Son père lui a laissé une fortune dont il s'est servi pour voyager, s'instruire, aider ses amis, si bien qu'on l'accuse d'être pauvre. Vivant à Carthage, visitant Athènes, Samos, Rome, etc., il a une curiosité insatiable de pays et de connaissances. Qu'il ait étudié l'éloquence, Les Florides et l'Apologia en portent brillamment témoignage ; qu'il soit devenu « philosophe platonicien », il le répète mille fois dans l'Apologia, avec une conviction passionnée, sans compter que deux au moins de ses traités (De Platone et eius dogmate ; De deo Socratis) le confirment catégoriquement. Ajoutons qu'il a écrit des vers, qu'il a étudié les sciences naturelles, qu'il s'est fait initier à un grand nombre de cultes à mystères (Liber, Esculape, Isis...). Enfin, lors d'un voyage, malade, il s'arrête à Oea (Tripoli), où l'un de ses anciens condisciples lui fait rencontrer sa mère Pudentilla ; il épouse celle-ci ; d'où le procès. Qu'advint-il ensuite ? Sans doute vécut-il à Carthage, où il se sent chez lui. En tout cas, le personnage a de l'envergure et de l'originalité.
Un âne regarde vivre les hommes au temps de l'empereur Marc Aurèle.
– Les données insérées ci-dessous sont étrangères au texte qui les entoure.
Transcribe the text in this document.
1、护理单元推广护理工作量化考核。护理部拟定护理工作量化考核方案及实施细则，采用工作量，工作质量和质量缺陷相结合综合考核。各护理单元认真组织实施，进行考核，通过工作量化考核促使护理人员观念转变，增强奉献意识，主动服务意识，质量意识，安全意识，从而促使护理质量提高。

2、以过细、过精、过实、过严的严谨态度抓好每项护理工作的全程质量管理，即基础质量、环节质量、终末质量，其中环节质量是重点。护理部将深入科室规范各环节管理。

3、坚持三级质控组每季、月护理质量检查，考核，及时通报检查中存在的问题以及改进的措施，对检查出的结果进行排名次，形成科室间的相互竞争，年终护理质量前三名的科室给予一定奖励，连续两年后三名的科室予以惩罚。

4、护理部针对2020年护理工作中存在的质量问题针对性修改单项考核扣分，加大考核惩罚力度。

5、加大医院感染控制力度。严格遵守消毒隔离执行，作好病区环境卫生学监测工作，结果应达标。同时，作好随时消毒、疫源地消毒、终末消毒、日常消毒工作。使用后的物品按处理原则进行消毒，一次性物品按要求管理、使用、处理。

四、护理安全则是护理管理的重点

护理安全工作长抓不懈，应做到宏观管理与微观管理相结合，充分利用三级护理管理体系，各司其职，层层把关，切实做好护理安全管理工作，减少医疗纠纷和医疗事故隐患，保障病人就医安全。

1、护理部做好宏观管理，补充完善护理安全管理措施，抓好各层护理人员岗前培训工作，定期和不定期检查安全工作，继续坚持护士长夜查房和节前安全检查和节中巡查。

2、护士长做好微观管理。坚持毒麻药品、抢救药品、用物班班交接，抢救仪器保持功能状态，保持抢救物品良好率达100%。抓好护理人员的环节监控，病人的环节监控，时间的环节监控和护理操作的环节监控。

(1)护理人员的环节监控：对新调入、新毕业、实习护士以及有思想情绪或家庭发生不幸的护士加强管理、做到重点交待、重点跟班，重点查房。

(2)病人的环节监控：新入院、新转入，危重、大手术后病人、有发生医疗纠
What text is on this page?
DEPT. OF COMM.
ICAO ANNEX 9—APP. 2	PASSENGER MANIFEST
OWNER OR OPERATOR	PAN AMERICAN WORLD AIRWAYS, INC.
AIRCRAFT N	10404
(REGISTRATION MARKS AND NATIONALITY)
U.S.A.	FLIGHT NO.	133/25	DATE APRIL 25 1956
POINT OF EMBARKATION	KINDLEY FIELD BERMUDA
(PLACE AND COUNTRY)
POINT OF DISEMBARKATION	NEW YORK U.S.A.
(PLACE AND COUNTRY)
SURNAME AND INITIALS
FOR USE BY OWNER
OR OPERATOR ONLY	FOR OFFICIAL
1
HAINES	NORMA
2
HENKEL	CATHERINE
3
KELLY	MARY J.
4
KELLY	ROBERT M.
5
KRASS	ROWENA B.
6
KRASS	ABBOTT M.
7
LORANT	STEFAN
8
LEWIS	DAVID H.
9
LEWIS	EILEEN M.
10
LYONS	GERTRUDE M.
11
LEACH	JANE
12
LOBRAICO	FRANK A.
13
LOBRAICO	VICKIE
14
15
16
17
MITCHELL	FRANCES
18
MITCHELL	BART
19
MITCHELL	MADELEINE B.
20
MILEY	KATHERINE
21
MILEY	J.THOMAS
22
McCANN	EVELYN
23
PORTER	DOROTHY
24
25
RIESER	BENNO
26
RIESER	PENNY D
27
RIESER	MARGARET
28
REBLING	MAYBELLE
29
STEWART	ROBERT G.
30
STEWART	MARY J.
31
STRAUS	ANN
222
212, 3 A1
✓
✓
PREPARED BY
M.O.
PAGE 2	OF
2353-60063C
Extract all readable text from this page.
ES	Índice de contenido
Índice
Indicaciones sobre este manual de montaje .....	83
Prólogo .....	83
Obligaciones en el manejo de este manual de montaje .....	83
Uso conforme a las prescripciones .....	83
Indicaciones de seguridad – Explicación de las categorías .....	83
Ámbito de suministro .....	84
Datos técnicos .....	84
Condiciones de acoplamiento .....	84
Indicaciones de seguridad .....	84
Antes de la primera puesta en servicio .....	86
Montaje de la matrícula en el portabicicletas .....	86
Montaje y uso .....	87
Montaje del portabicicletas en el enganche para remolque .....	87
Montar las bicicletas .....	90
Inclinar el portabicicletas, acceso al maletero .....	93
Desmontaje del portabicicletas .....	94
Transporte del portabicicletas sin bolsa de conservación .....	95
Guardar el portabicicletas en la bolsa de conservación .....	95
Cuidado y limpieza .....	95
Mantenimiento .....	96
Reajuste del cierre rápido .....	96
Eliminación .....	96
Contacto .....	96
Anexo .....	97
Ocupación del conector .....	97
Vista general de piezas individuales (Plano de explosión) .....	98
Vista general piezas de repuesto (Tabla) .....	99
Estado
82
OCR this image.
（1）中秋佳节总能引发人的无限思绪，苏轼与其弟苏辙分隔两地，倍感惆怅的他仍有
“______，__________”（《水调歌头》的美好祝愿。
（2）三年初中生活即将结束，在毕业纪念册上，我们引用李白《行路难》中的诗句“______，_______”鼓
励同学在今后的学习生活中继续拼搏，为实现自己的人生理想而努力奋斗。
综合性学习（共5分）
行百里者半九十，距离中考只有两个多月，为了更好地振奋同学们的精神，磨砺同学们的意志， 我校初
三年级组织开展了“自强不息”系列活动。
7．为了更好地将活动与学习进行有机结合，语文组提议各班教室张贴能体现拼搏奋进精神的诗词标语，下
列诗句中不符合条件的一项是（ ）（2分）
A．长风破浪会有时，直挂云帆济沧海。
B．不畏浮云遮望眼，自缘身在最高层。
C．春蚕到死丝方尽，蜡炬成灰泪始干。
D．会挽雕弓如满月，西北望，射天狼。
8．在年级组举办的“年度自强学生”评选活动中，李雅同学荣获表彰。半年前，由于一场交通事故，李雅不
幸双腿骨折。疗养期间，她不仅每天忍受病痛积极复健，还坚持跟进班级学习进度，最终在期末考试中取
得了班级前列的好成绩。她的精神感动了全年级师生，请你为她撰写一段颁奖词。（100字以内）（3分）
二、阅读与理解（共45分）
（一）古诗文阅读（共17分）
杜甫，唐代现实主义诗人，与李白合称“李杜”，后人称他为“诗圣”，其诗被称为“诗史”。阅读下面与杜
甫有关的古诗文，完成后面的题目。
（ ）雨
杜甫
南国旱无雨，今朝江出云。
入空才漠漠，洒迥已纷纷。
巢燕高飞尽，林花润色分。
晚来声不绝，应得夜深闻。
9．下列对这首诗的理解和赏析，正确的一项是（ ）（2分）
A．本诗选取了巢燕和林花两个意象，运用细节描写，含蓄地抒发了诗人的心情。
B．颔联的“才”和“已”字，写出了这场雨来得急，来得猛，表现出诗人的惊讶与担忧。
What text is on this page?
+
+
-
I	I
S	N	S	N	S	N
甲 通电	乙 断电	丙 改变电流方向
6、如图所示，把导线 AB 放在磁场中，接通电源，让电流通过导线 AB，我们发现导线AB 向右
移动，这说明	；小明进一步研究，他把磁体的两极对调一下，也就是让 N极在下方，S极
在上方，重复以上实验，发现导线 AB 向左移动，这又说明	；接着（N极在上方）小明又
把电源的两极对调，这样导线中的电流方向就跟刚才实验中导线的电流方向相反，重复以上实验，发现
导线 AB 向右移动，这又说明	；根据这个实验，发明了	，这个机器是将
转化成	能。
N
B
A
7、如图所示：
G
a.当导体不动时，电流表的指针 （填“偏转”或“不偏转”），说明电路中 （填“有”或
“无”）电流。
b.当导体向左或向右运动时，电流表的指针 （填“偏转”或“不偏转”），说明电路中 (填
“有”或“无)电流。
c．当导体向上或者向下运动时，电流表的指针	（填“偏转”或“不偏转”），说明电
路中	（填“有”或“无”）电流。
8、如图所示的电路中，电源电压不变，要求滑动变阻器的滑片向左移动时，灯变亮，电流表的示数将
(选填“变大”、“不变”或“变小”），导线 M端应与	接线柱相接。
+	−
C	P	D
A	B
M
"Je vais, dans cette prose milésienne te conter toute une série d'histoires variées et flatter ton oreille bienveillante d'un murmure caressant - pourvu que tu daignes jeter les yeux sur ce papyrus égyptien, que la pointe du roseau du Nil a couvert d'écriture - et tu t'émerveilleras en voyant des êtres humains changer de nature et de condition pour prendre une autre forme, puis par un mouvement inverse se transformer à nouveau en eux-mêmes."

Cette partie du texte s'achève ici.